The second half of the renovation takes place at the clubhouse and won't be completed until April 2005. It's this section that has traditionally been the home to Millionaires' Row - the place where musician Toby Keith, actress Tara Reid, former pro quarterback Warren Moon and Joe Millionaire watched last year's Derby. These tickets used to be handed down generation to generation, but more recently they have landed in the hands of corporate sponsors, such as Visa. Last year someone tried to sell one on eBay for $15,000.

At the heart of the current construction is a 360-foot-long expanse that makes up the track's prime seating areas, running from the historic Twin Spires section to an area just beyond the finish line.

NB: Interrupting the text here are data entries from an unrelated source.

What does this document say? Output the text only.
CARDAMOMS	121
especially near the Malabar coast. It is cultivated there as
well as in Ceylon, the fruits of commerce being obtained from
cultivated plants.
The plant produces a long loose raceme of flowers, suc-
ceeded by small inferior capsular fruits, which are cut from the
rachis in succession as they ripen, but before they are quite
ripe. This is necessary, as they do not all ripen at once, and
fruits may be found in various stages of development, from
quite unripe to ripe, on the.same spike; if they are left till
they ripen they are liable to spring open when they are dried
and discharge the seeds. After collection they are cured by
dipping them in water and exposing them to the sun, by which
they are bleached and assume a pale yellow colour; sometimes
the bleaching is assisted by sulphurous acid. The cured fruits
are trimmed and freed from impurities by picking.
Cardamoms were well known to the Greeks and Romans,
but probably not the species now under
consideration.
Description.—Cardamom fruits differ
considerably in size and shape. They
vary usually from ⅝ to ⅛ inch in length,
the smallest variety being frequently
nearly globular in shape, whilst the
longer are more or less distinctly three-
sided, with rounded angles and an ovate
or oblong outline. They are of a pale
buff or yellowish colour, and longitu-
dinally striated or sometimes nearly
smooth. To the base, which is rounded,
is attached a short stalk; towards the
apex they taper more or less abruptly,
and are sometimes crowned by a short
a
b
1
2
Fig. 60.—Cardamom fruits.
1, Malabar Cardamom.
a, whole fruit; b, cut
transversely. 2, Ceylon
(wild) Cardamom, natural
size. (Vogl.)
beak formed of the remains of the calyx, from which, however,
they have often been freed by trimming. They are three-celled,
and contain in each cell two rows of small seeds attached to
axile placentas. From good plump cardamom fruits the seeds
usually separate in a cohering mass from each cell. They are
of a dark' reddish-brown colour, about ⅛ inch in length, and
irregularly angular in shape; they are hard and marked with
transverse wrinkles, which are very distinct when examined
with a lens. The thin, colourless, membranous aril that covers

To make way for second-phase construction, crews began the demolition of six floors of this section in July and removed thousands of tons of debris from the site within six weeks. In early September, crews began erecting what would eventually become 4,500 tons of structural steel for the new clubhouse structure. Large areas of three floors of the new structure will be open to the public during all of Derby week.

The new clubhouse will feature a new Millionaire's Row, more suites, a food court, two lounges, a simulcast theater, new simulcast wagering areas and press box.